À neuf heures trente, nous partons vers le canal, Charles et moi, et nous affrétons une barque. Douze mille kyats pour la journée, je trouve cela fort correct. Pas la peine de marchander, le prix est fixe. Charles n'écoute même pas le responsable de l'embarcadère qui nous explique où nous allons aller, il veut visiter des endroits où il n'y a aucun touriste. C'est possible, bien sûr, mais comme les endroits intéressants sont inévitablement touristiques, cela nous mènerait à louvoyer entre les jardins flottants et les pieds de tomates. Nous partons sur le canal, entouré de mouettes qui s'approchent en vol serré, jusqu'à nous frôler. C'est impressionnant, je ne peux m'empêcher de penser au film "les oiseaux" de Hitchkock. Nous débouchons dans la vaste étendue du lac. À l'horizon, les montagnes forment une ceinture bleutée. Quelques barques à moteur, suivies de leur panache d'écume blanche sillonnent les eaux glauques. Deux piroguiers sur leur frêle esquif rament en se servant de leur jambe. Ils se tiennent sur un pied, sur un plat-bord à l'arrière de leur petite embarcation, et avec leur jambe, ils entourent leur rame. Cette façon de se déplacer sur l'eau est unique au monde. Elle pourrait sembler mal commode, mais elle permet de garder une main libre pour poser une nasse en entonnoir sur un endroit supposé poissonneux, sans avoir besoin de s'arrêter. Ensuite, le pêcheur agite un trident par l'ouverture du sommet, non pas pour harponner le poisson pris, mais pour l'effrayer et le faire fuir vers les parois de la nasse. Il laisse alors descendre le filet qui emprisonne les poissons. Ce système permet de ne pas les blesser et de pouvoir les placer dans des enclos où on les nourrira d'herbes pour leur permettre de grossir et de devenir vendables. Tout cela est bien curieux, des pêcheurs qui rament avec la jambe, des poissons qui mangent de l'herbe... Je reviens sur ce que j'ai dit ce matin : les Birmans n'ont peut-être pas inventé l'eau tiède, mais ils ont inventé bien d'autres choses. Et c'est pour cela qu'un voyage ici est très intéressant : on va de surprise en surprise.

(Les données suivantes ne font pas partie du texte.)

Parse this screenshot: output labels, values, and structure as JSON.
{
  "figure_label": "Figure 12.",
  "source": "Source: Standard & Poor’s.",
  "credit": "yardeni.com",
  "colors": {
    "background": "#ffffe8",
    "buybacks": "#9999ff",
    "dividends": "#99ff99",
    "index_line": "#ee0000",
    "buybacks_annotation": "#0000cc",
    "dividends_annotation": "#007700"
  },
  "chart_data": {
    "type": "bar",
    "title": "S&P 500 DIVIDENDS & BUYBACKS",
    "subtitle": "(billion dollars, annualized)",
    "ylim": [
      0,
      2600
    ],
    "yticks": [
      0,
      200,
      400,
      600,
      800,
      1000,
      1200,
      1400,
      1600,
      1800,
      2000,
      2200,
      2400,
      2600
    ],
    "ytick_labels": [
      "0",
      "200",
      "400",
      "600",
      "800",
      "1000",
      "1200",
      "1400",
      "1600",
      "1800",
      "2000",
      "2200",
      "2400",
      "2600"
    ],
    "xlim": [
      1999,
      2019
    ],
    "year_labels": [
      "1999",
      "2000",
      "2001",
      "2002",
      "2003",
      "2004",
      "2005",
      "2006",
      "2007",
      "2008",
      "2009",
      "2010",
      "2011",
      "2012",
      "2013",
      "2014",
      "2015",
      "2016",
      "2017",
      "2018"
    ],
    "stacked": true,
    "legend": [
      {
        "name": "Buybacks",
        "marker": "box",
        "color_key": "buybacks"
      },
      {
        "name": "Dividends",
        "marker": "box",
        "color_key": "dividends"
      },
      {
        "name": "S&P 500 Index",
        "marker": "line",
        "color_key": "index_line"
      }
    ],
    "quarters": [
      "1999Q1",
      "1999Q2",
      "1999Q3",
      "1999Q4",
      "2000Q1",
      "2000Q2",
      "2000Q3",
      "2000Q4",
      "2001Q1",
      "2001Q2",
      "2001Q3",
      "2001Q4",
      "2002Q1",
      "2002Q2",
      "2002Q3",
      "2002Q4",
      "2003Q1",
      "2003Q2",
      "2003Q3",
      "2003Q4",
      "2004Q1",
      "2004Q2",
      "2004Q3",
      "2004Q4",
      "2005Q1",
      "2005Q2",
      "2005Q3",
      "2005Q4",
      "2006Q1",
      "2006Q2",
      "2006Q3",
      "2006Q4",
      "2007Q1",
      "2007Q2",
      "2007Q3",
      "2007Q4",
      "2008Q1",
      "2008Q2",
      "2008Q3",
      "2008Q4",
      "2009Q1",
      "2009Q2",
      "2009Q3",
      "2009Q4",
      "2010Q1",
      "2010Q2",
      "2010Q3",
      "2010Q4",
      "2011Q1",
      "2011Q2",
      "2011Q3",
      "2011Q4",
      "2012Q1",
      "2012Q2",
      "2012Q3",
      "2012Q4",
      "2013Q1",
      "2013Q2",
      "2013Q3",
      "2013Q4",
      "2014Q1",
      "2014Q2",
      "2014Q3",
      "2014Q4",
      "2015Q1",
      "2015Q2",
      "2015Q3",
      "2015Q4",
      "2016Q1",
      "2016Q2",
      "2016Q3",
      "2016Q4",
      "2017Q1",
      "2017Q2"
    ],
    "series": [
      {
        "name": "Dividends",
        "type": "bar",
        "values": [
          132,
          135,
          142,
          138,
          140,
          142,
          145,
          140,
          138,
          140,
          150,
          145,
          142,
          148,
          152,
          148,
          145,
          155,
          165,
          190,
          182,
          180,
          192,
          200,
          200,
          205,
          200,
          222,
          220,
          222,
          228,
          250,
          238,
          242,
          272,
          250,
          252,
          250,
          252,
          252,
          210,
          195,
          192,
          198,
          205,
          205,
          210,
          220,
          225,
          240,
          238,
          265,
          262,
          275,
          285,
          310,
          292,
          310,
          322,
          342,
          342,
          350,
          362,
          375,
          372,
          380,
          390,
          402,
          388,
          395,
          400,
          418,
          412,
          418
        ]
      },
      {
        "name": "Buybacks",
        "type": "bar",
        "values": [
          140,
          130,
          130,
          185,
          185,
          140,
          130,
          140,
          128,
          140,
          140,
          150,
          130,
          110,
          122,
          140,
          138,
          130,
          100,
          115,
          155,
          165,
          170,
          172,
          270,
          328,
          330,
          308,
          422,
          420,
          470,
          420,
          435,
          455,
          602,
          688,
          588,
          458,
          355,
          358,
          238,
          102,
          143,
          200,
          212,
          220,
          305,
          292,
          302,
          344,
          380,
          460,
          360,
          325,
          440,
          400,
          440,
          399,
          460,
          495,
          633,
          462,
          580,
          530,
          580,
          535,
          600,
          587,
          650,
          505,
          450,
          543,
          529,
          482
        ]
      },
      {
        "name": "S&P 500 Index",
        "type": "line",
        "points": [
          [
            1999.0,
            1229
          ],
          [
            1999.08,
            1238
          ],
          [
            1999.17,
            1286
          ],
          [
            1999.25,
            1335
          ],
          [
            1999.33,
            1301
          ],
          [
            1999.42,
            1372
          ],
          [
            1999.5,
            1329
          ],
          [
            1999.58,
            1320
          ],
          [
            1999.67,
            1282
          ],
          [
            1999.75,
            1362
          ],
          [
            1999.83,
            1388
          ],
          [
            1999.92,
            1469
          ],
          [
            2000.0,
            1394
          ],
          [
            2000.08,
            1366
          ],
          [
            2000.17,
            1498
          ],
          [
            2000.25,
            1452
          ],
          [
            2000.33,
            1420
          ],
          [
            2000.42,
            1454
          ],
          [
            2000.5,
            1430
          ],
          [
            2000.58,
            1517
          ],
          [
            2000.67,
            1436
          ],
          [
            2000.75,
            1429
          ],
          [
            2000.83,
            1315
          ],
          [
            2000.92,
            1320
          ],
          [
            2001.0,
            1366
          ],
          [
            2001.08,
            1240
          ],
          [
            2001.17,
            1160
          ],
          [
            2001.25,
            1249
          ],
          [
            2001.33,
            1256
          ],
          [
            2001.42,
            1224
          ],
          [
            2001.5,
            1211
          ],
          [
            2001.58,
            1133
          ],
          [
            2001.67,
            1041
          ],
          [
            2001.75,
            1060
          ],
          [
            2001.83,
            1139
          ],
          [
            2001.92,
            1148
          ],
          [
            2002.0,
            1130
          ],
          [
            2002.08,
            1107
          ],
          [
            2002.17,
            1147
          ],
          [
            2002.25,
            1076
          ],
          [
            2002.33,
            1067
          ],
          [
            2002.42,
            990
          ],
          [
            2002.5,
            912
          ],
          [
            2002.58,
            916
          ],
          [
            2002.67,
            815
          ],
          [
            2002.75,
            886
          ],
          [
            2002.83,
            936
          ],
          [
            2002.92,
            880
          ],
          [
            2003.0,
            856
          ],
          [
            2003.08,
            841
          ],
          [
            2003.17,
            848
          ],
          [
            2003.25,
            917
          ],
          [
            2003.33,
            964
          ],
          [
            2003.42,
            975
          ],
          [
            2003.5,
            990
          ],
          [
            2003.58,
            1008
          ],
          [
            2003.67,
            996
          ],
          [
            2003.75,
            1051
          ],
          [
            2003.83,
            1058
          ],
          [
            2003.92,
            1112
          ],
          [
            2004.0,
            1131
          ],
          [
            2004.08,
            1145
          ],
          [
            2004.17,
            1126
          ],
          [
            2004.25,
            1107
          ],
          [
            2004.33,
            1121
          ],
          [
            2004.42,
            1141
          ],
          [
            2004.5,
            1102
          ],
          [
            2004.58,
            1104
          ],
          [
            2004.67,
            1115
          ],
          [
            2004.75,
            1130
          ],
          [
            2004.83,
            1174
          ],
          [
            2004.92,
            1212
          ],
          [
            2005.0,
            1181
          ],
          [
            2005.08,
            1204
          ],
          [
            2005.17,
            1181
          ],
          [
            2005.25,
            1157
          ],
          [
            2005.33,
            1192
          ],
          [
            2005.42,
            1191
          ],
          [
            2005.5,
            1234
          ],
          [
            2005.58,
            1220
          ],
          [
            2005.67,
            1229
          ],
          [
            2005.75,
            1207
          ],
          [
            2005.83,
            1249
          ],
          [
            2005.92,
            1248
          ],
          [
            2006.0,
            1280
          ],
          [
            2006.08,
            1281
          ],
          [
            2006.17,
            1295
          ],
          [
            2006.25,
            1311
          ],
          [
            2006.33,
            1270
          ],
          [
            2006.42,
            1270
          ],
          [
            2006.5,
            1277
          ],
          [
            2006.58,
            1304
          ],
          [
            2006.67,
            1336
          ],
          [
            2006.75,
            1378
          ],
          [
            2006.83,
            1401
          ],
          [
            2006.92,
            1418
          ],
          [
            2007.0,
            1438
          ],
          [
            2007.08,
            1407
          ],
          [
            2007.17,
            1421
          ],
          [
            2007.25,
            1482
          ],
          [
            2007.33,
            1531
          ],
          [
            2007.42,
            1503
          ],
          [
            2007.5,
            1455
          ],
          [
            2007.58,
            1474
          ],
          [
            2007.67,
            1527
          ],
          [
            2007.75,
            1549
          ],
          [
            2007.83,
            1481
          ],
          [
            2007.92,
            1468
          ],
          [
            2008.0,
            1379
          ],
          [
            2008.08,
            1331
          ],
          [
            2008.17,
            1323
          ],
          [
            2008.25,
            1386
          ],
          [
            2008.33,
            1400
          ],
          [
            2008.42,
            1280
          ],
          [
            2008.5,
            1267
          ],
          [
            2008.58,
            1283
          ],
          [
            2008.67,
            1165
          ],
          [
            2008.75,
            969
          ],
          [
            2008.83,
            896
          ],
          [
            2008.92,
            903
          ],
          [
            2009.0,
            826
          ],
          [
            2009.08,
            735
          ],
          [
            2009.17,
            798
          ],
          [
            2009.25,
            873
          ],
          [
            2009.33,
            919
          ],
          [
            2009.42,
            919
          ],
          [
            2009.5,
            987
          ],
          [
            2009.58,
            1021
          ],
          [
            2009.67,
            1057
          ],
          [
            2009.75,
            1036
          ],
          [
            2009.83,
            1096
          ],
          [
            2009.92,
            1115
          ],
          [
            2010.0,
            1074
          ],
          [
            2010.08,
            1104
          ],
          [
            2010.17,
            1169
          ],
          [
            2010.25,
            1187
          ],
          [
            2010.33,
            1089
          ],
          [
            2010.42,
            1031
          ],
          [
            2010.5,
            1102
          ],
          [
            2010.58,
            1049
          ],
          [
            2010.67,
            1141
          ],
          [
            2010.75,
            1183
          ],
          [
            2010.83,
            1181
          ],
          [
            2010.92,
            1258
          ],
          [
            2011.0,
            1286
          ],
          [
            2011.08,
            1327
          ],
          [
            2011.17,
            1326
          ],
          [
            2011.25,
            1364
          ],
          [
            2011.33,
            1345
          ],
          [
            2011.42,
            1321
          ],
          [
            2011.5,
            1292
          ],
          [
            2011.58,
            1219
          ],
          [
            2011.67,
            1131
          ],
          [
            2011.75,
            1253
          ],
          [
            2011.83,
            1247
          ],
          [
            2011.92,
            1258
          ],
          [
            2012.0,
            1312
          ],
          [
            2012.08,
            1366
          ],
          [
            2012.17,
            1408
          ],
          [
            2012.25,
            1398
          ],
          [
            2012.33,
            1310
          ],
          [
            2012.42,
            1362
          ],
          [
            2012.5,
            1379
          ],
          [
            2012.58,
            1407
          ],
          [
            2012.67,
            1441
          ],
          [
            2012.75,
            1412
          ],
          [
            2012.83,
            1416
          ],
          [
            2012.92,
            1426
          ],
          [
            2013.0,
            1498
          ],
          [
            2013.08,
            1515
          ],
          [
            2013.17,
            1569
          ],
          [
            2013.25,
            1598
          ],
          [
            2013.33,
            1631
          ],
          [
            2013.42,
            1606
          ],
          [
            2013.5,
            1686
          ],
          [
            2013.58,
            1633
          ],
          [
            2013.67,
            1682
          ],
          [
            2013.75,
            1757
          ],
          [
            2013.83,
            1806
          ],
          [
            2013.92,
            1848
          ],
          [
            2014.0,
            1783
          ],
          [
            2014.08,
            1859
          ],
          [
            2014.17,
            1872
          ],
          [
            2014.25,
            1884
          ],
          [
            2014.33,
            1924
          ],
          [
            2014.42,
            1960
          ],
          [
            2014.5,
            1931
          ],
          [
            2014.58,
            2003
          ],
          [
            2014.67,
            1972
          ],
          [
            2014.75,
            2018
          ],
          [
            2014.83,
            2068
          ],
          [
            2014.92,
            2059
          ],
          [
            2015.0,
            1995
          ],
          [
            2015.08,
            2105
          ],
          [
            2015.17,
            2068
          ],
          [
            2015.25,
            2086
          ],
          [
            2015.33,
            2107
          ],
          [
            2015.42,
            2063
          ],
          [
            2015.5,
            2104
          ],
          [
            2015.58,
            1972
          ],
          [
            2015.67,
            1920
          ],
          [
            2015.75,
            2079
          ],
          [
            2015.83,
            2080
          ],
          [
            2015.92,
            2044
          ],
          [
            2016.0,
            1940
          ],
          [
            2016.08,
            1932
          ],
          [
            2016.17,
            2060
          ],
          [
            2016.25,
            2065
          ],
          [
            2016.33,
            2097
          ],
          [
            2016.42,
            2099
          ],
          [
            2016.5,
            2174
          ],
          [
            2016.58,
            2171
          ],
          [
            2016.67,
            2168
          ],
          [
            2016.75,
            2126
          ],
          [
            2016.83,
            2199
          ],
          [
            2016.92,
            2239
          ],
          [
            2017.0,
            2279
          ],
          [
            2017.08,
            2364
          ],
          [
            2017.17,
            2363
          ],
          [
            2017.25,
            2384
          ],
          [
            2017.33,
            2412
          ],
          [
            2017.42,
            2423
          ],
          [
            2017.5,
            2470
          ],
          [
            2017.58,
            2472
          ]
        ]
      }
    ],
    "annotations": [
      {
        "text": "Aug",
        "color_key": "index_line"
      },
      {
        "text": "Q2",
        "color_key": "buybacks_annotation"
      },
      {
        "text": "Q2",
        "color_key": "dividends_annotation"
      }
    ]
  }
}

Charles photographie, peste contre notre batelier qui se place mal par rapport au soleil ( moi, je trouve au contraire que le contre-jour est beaucoup plus artistique pour ce genre de vues ). Nous passons devant des hôtels de luxe déserts. Le tourisme de luxe ne marche pas ici. Les quelques millionnaires birmans n'osent peut-être pas encore afficher leur richesse dans leur pays exsangue, et les voyagistes étrangers n'ont pas encore mis le Myanmar à leur programme. S'il n'y avait pas l'embargo, et si le régime politique était autre que celui d'aujourd'hui, peut-être que ce serait différent ? Charles veut aller dans les villages que l'on aperçoit sur le rivage. Il devient agressif avec le pauvre batelier qui ne comprend pas grand-chose à son langage et encore moins à son attitude. J'ai honte de me trouver avec un tel olibrius. Ce qui me réconforte, c'est que je me fais agresser moi aussi, parce que je veux visiter une fabrique de bijoux en argent ; ainsi, le batelier comprend que je ne suis pas complice de ce malotru. Il en est ainsi jusqu'à treize heures, puis quand je fais remarquer à Charles qu'il est asocial et caractériel, il reste muet, puis quelques instants plus tard, il redevient aimable et s'excuse. Malheureusement, son mauvais caractère reviendra me gâcher la fin de l'excursion. Quand nous revenons à Nyaungshwe, je me sens tout à fait soulagé. Je ne parle même pas des lieux que nous avons vus, nous l'avons fait dans de si mauvaises conditions que je compte sur la journée de demain pour visiter.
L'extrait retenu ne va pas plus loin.